Contrary to popular belief, HR officers and recruitment firm are not having difficulties finding great millennial talents for start-up companies. They will never run out of applicants who are hungry for work experience.
Regarding salary, this generation knows their value, so they don’t usually ask for huge salaries from the get-go. Instead, they let their knowledge grow to become worthy of bigger packages.
The trick to attracting these applicants is knowing and applying the work practices they look for. Keep in mind, though, that millennial practices can be disruptive when it comes to the corporate setting, so some of these may not really be traditional working habits.
Flexible work environment
Forcing employees to stick to an eight-hour schedule inside the four corners of a cubicle is an antiquated practice that millennials tend to stay away from. They believe in work-life balance and working in a comfortable location, as these can help them produce quality work.

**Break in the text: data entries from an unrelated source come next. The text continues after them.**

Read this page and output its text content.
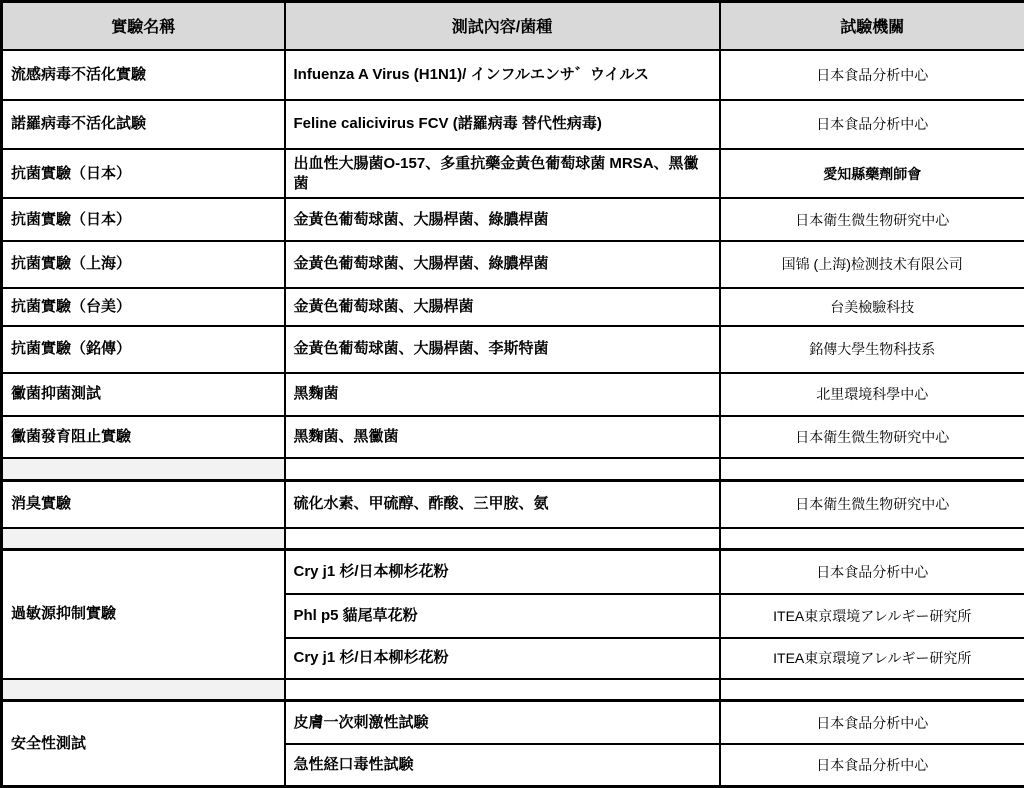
實驗名稱	測試內容/菌種	試驗機關
流感病毒不活化實驗	Infuenza A Virus (H1N1)/ インフルエンサ゛ウイルス	日本食品分析中心
諾羅病毒不活化試験	Feline calicivirus FCV (諾羅病毒 替代性病毒)	日本食品分析中心
抗菌實驗（日本）	出血性大腸菌O-157、多重抗藥金黃色葡萄球菌 MRSA、黑黴菌	愛知縣藥劑師會
抗菌實驗（日本）	金黃色葡萄球菌、大腸桿菌、綠膿桿菌	日本衛生微生物研究中心
抗菌實驗（上海）	金黃色葡萄球菌、大腸桿菌、綠膿桿菌	国锦 (上海)检测技术有限公司
抗菌實驗（台美）	金黃色葡萄球菌、大腸桿菌	台美檢驗科技
抗菌實驗（銘傳）	金黃色葡萄球菌、大腸桿菌、李斯特菌	銘傳大學生物科技系
黴菌抑菌測試	黑麴菌	北里環境科學中心
黴菌發育阻止實驗	黑麴菌、黑黴菌	日本衛生微生物研究中心

消臭實驗	硫化水素、甲硫醇、酢酸、三甲胺、氨	日本衛生微生物研究中心

過敏源抑制實驗	Cry j1 杉/日本柳杉花粉	日本食品分析中心
	Phl p5 貓尾草花粉	ITEA東京環境アレルギー研究所
	Cry j1 杉/日本柳杉花粉	ITEA東京環境アレルギー研究所

安全性測試	皮膚一次刺激性試験	日本食品分析中心
	急性経口毒性試験	日本食品分析中心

Fortunately, most start-ups have already adapted the millennial flexibility. Give your employees the option to work during hours when they are more productive, and in places where they can be more creative.
Being confident that they can do the work with minimal supervision gives them the motivation to do better.

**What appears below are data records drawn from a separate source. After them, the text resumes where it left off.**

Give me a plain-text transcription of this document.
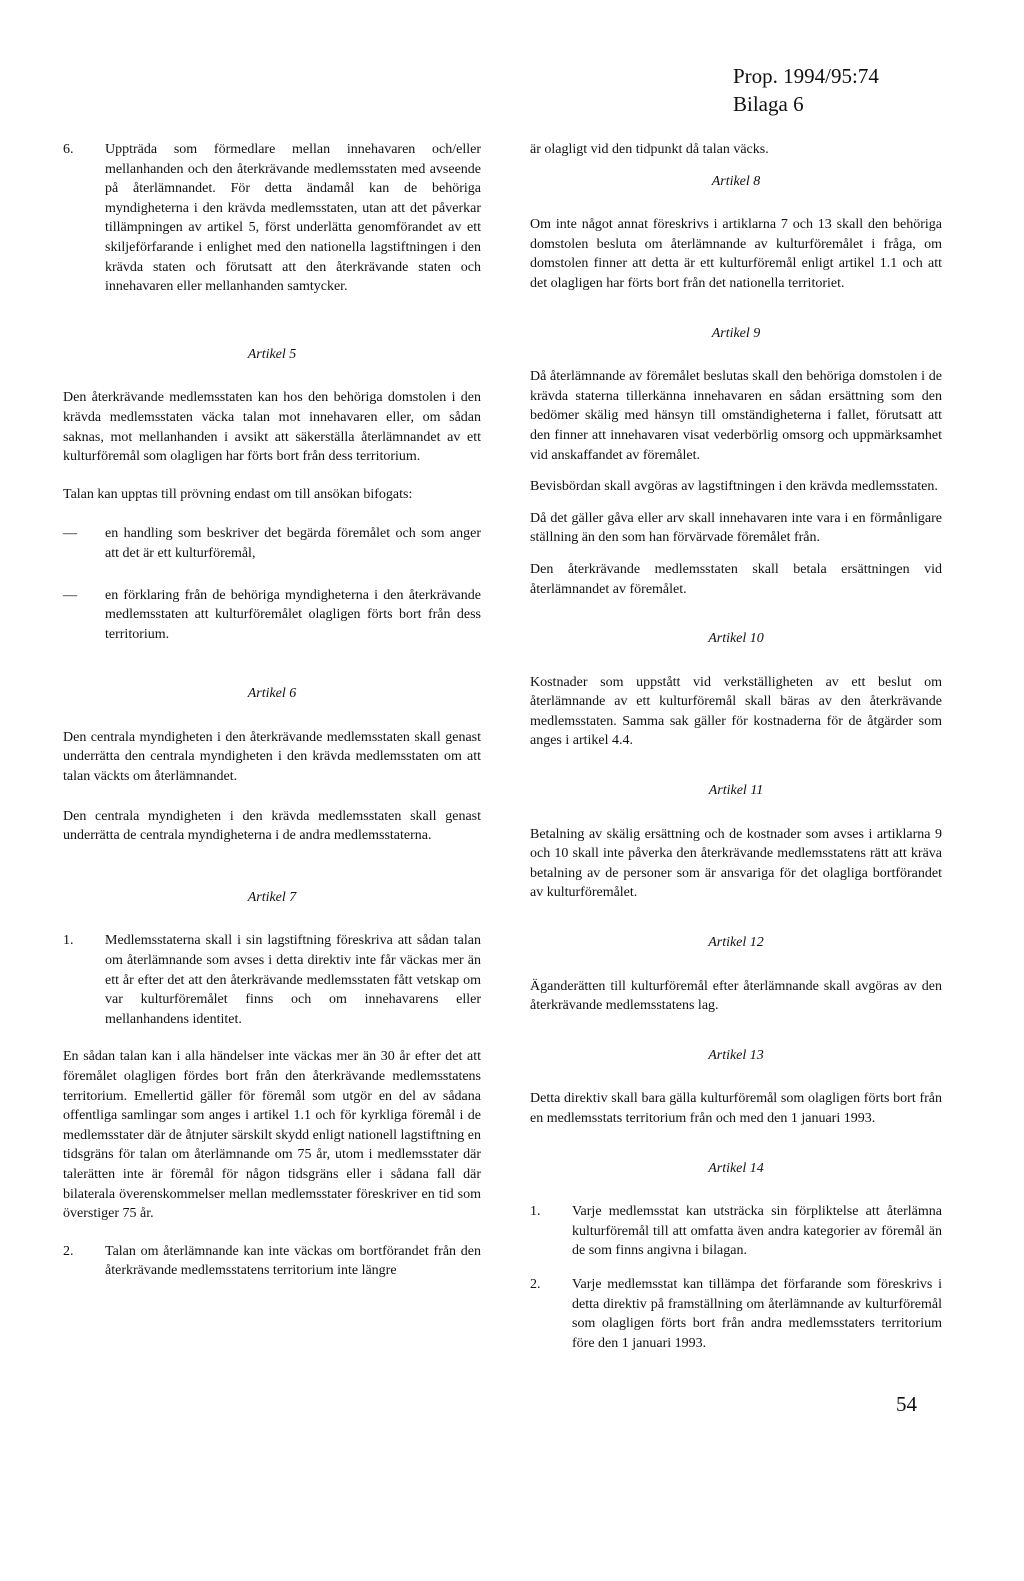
Prop. 1994/95:74
Bilaga 6
6.	Uppträda som förmedlare mellan innehavaren och/eller mellanhanden och den återkrävande medlemsstaten med avseende på återlämnandet. För detta ändamål kan de behöriga myndigheterna i den krävda medlemsstaten, utan att det påverkar tillämpningen av artikel 5, först underlätta genomförandet av ett skiljeförfarande i enlighet med den nationella lagstiftningen i den krävda staten och förutsatt att den återkrävande staten och innehavaren eller mellanhanden samtycker.
Artikel 5

Den återkrävande medlemsstaten kan hos den behöriga domstolen i den krävda medlemsstaten väcka talan mot innehavaren eller, om sådan saknas, mot mellanhanden i avsikt att säkerställa återlämnandet av ett kulturföremål som olagligen har förts bort från dess territorium.

Talan kan upptas till prövning endast om till ansökan bifogats:

—	en handling som beskriver det begärda föremålet och som anger att det är ett kulturföremål,
—	en förklaring från de behöriga myndigheterna i den återkrävande medlemsstaten att kulturföremålet olagligen förts bort från dess territorium.
Artikel 6

Den centrala myndigheten i den återkrävande medlemsstaten skall genast underrätta den centrala myndigheten i den krävda medlemsstaten om att talan väckts om återlämnandet.

Den centrala myndigheten i den krävda medlemsstaten skall genast underrätta de centrala myndigheterna i de andra medlemsstaterna.

Artikel 7
1.	Medlemsstaterna skall i sin lagstiftning föreskriva att sådan talan om återlämnande som avses i detta direktiv inte får väckas mer än ett år efter det att den återkrävande medlemsstaten fått vetskap om var kulturföremålet finns och om innehavarens eller mellanhandens identitet.

En sådan talan kan i alla händelser inte väckas mer än 30 år efter det att föremålet olagligen fördes bort från den återkrävande medlemsstatens territorium. Emellertid gäller för föremål som utgör en del av sådana offentliga samlingar som anges i artikel 1.1 och för kyrkliga föremål i de medlemsstater där de åtnjuter särskilt skydd enligt nationell lagstiftning en tidsgräns för talan om återlämnande om 75 år, utom i medlemsstater där talerätten inte är föremål för någon tidsgräns eller i sådana fall där bilaterala överenskommelser mellan medlemsstater föreskriver en tid som överstiger 75 år.

2.	Talan om återlämnande kan inte väckas om bortförandet från den återkrävande medlemsstatens territorium inte längre

är olagligt vid den tidpunkt då talan väcks.

Artikel 8

Om inte något annat föreskrivs i artiklarna 7 och 13 skall den behöriga domstolen besluta om återlämnande av kulturföremålet i fråga, om domstolen finner att detta är ett kulturföremål enligt artikel 1.1 och att det olagligen har förts bort från det nationella territoriet.

Artikel 9

Då återlämnande av föremålet beslutas skall den behöriga domstolen i de krävda staterna tillerkänna innehavaren en sådan ersättning som den bedömer skälig med hänsyn till omständigheterna i fallet, förutsatt att den finner att innehavaren visat vederbörlig omsorg och uppmärksamhet vid anskaffandet av föremålet.

Bevisbördan skall avgöras av lagstiftningen i den krävda medlemsstaten.

Då det gäller gåva eller arv skall innehavaren inte vara i en förmånligare ställning än den som han förvärvade föremålet från.

Den återkrävande medlemsstaten skall betala ersättningen vid återlämnandet av föremålet.

Artikel 10

Kostnader som uppstått vid verkställigheten av ett beslut om återlämnande av ett kulturföremål skall bäras av den återkrävande medlemsstaten. Samma sak gäller för kostnaderna för de åtgärder som anges i artikel 4.4.

Artikel 11

Betalning av skälig ersättning och de kostnader som avses i artiklarna 9 och 10 skall inte påverka den återkrävande medlemsstatens rätt att kräva betalning av de personer som är ansvariga för det olagliga bortförandet av kulturföremålet.

Artikel 12

Äganderätten till kulturföremål efter återlämnande skall avgöras av den återkrävande medlemsstatens lag.

Artikel 13

Detta direktiv skall bara gälla kulturföremål som olagligen förts bort från en medlemsstats territorium från och med den 1 januari 1993.

Artikel 14
1.	Varje medlemsstat kan utsträcka sin förpliktelse att återlämna kulturföremål till att omfatta även andra kategorier av föremål än de som finns angivna i bilagan.
2.	Varje medlemsstat kan tillämpa det förfarande som föreskrivs i detta direktiv på framställning om återlämnande av kulturföremål som olagligen förts bort från andra medlemsstaters territorium före den 1 januari 1993.
54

Millennials don’t always just look for career advancement, they also go after personal growth. According to Millennials at Work: Reshaping the Workplace, a report from the PwC, they value training and development the most and look for more challenging work when they are ready.
For them, not getting personal development while in a company is reason enough to leave. Make sure to let your employees know how they can progress. Lay out the conditions and schedule for promotion and salary increase.
You can also consider smaller position jumps instead of large moves, as it will allow you to recognize excellent performance more often.
2. Office culture
Instilling the Internet culture that millennials are very familiar with will instantly give your company points. They like it when their company is very active in social media, so don’t forget to regularly update your Facebook, Twitter, and LinkedIn pages.
But more importantly, millennials actually prefer an office culture of teamwork and nurture. Creating a tight-knit atmosphere can help you attract this group to your company. Be more welcoming of their feedback to make them feel more appreciated, valued, and ultimately, motivated.
For millennials, a manager or supervisor is more than just a leader, he or she should also be a teacher that they can learn from.
In the study “Maximizing Millennials in the Workplace” by Sun Microsystems, employees who were mentored have a 23% higher retention rate than those who were not, with the mentors themselves having a 20% higher retention rate.
Mentorship shows that the immediate managers genuinely care about their employees’ career paths and skill growth. It may seem counter-intuitive, but it can actually foster long-term loyalty.
4. Sense of purpose
The way for small businesses to attract a more socially-aware generation is to openly express how their job can contribute to society.
Millennials don’t just want to bring in the profits, they also want a more profound sense of purpose for themselves. As much as possible, don’t give them a job that goes against their values.
These conditions are generally reasonable and are placed to motivate millennials to be better at their job to ultimately make them stay with a company for a long time.